Penting untuk dikaji secara mendalam apakah sanksi hukum bagi perusahaan
yang tidak mematuhi kewajiban hukum untuk melaksanakan TJSL harus berupa
sanksi pidana ataukah justru sebaiknya berupa sanksi yang bukan sanksi pidana.
Misalnya saja, sanksi tersebut dapat berupa penundaan, penghentian atau
pencabutan insentif atau subsidi; sebaliknya bila perusahaan memenuhi kewajiban
melakukan TJSL maka terhadapnya Pemerintah memberikan semacam rewards
berupa insentif, subsidi, diskon atau pemotongan pajak, atau sejenisnya. Dengan
kata lain, sudah saatnya Pemerintah memikirkan secara serius kemungkinan untuk
menerapkan bentuk sanksi hukum yang lebih tepat bagi pelaku usaha, dan
sebaliknya menjajaki kemungkinan untuk memberikan penghargaan bagi mereka yang
mematuhi hukum. Hal ini diduga akan lebih efektif untuk mendorong perusahaan
menjalankan kewajiban TJSL, dan berdampak positif bagi perkembangan dunia usaha
serta perekonomian nasional secara keseluruhan. Untuk ini sudah saatnya para
ahli hukum dan ekonomi bekerja bersama mengembangkan studi dan metode
pendekatan economic analysis of law.
F.
TJSL Perusahaan dan Program Kemitraan dan Bina Lingkungan
Selain ketentuan tentang TJSL perusahaan (khususnya Perseroan) dalam UU PT,
ada pula konsep yang kurang lebih sama dengan TJSL tetapi khusus hanya
diwajibkan untuk Badan Usaha Milik Negara (BUMN) baik berupa Persero, termasuk
di dalamnya Persero Terbuka, maupun Perum, yaitu Program Kemitraan dan Bina
Lingkungan (PKBL). Sumber hukum dari PKBL ini adalah Peraturan Menteri Negara BUMN
No. PER-05/MBU/2007 tentang Program Kemitraan BUMN Dengan Usaha Kecil dan
Program Bina Lingkungan. Peraturan menteri ini merupakan penjabaran dari
Undang-Undang Nomor 19 Tahun 2003 tentang BUMN, khususnya Pasal 88.
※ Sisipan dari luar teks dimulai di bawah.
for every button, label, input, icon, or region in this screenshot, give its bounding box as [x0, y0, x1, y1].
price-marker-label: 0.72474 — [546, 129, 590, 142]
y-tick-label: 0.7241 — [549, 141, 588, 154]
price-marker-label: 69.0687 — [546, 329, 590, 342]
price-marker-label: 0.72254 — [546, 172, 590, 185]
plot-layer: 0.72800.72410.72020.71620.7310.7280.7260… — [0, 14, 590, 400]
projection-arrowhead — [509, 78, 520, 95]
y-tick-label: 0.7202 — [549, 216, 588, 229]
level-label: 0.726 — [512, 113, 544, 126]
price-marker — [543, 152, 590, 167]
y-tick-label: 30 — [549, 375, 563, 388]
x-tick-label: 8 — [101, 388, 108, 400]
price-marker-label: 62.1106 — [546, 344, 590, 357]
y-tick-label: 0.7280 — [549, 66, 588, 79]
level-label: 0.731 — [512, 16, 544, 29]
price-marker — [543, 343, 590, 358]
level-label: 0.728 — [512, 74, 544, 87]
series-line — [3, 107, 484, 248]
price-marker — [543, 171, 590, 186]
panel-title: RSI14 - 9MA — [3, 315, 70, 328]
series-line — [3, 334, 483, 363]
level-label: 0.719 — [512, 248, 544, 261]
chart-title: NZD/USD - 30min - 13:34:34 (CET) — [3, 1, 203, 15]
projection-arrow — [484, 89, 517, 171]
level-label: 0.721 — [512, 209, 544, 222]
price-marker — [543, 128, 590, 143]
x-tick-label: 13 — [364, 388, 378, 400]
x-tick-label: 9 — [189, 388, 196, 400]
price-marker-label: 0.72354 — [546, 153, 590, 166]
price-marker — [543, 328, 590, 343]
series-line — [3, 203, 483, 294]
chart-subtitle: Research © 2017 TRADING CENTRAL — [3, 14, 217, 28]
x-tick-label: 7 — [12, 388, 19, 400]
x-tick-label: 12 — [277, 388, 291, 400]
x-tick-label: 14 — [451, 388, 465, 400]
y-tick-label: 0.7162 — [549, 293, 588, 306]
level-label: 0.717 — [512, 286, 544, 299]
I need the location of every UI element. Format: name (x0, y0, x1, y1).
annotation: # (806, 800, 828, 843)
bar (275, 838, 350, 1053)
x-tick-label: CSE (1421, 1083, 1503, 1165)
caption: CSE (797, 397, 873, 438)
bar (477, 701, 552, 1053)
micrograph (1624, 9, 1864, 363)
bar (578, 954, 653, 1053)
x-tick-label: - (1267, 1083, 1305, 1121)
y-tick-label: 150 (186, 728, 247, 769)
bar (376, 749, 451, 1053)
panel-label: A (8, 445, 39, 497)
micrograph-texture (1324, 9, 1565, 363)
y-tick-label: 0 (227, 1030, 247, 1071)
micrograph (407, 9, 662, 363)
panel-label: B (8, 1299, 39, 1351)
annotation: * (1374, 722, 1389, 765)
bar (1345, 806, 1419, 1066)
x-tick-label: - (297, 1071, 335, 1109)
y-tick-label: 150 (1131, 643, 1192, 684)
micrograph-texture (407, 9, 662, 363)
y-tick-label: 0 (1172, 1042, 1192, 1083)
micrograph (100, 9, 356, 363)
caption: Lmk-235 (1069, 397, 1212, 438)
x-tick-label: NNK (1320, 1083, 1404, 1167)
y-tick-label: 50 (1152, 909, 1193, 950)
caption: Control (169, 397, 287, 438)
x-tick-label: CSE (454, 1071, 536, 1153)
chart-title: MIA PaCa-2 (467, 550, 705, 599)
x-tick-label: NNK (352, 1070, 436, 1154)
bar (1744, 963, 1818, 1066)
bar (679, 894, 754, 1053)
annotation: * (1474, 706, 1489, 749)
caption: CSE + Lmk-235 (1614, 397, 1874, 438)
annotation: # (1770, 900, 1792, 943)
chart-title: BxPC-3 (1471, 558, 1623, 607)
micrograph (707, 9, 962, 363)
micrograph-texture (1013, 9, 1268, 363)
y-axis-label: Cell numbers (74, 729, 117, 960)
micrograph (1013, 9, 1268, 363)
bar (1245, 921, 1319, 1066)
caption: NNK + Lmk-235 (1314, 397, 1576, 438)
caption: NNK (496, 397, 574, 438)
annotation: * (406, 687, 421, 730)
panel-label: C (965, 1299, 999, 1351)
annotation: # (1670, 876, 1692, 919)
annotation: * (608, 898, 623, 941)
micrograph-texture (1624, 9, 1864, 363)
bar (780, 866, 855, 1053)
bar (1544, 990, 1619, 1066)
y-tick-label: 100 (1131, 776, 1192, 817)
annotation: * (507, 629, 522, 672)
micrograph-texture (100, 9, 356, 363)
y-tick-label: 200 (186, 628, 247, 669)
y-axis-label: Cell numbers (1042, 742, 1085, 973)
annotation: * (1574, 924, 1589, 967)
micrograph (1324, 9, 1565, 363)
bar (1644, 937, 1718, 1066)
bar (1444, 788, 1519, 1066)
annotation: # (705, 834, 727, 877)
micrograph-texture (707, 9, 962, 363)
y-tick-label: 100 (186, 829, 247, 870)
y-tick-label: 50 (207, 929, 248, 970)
Program Kemitraan BUMN dengan Usaha Kecil adalah program untuk meningkatkan
kemampuan usaha kecil agar menjadi tangguh dan mandiri melalui pemanfaatan dana
dari bagian laba BUMN. Sedangkan Program Bina Lingkungan adalah program
pemberdayaan kondisi sosial masyarakat oleh BUMN melalui pemanfaatan dana dari
bagian laba BUMN. Jadi, bila di lihat dari dampak yang diharapkan timbul
melalui Program Kemitraan maupun Bina Lingkungan, terlihat ada kesamaan dengan
program CSR atau TJSL perusahaan. Dampak tersebut adalah adanya
peningkatan kesejahteraan dan pemberdayaan komunitas setempat yakni di
wilayah di mana perusahaan atau BUMN berdomisili atau menjalankan aktivitas
operasionalnya.
Pasal 2 ayat (1) jo Pasal 30 ayat (1) Peraturan Menteri di atas mewajibkan
BUMN untuk melaksanakan PKBL, dan keberhasilan pelaksanaan PKBL ini menjadi
salah satu indikator penilaian tingkat kesehatan BUMN yang bersangkutan.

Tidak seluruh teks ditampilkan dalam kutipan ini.